Tirols FPÖ-Landesparteiobmann verweist auf 30.000 anhängige Verfahren beim Bundesverwaltungsgericht (BVwG).

Die Causa des tatverdächtigen Afghanen, der im Verdacht steht am Sonntag für den Mord an dem Vorarlberger verantwortlich zu sein, ist für Tirols FPÖ-Landesparteiobmann KO LAbg. Mag. Markus Abwerzger signifikant für die Probleme des derzeitigen Asylverfahrenssystems. „Der 24-Jährige ist laut Behörden ja amtsbekannt, zweimal wurde er bereits wegen Suchtgiftdelikten angezeigt, und verurteilt. Die Behörde hatte den Asylantrag in der ersten Instanz abgewiesen, allerdings hat der Afghane gegen den negativen Bescheid Berufung eingelegt. Die Entscheidung in zweiter Instanz steht noch aus“, so Mag. Abwerzger, der darauf verweist, dass gerade die stockenden Verfahren am Bundesverwaltungsgericht (Zuständigkeit Justiz) massive Probleme verursachen. „Derzeit sind beim BFA (Zuständigkeit BMI) ca. 10.000 Verfahren, beim BVwG (Zuständigkeit Justiz) allerdings 30.000 Verfahren anhängig.
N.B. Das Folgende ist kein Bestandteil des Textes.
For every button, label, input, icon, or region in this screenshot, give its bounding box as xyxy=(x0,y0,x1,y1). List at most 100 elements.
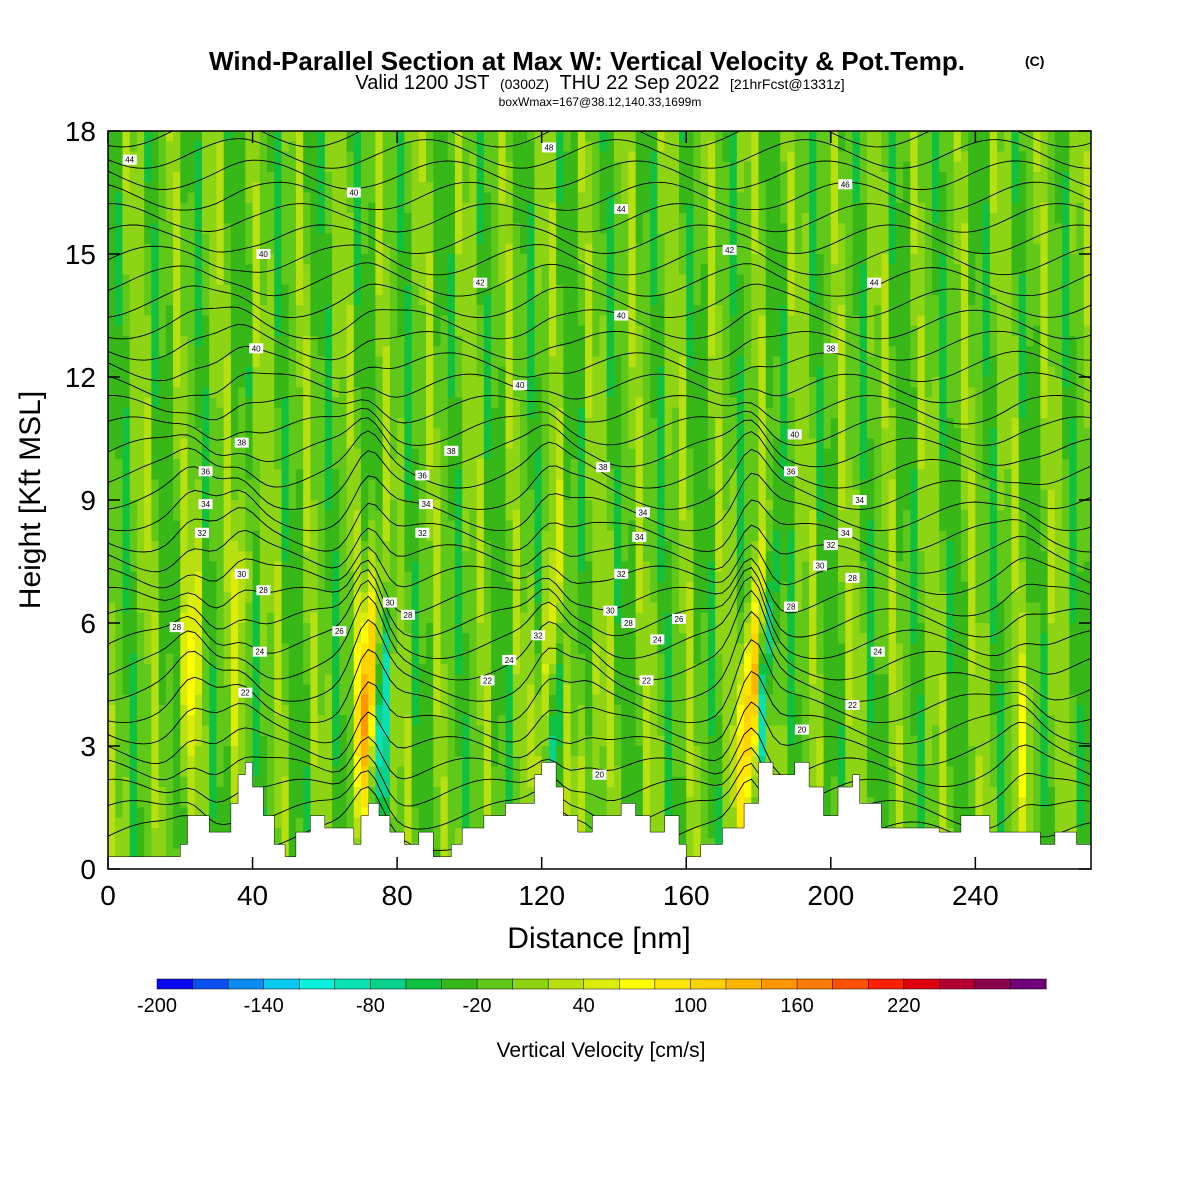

Es ist nicht einsichtig, dass der mutmaßliche Täter, bereits seit mehr als einem Jahr auf eine Entscheidung des BVwG wartet“, erläutert der FPÖ-Obmann, der ergänzt: „Da muss binnen weniger Tagen entschieden werden. Das BMI hat da eindeutig die Hausaufgaben gemacht, im Gegensatz zu den Gerichten. Der tatverdächtige Afghane ist im Jahr 2015 nach Österreich gekommen, Ende 2017 erging ein negativer Bescheid, nach zwei Jahren gibt es aber trotz Vorstrafe noch keine Entscheidung des Gerichtes.“ Mag. Abwerzger erinnert diesbezüglich an das zweiinstanzliche Asylverfahrenssystem in der Schweiz und fordert wiederholt ein Neuerungsverbot während eines Asylverfahrens.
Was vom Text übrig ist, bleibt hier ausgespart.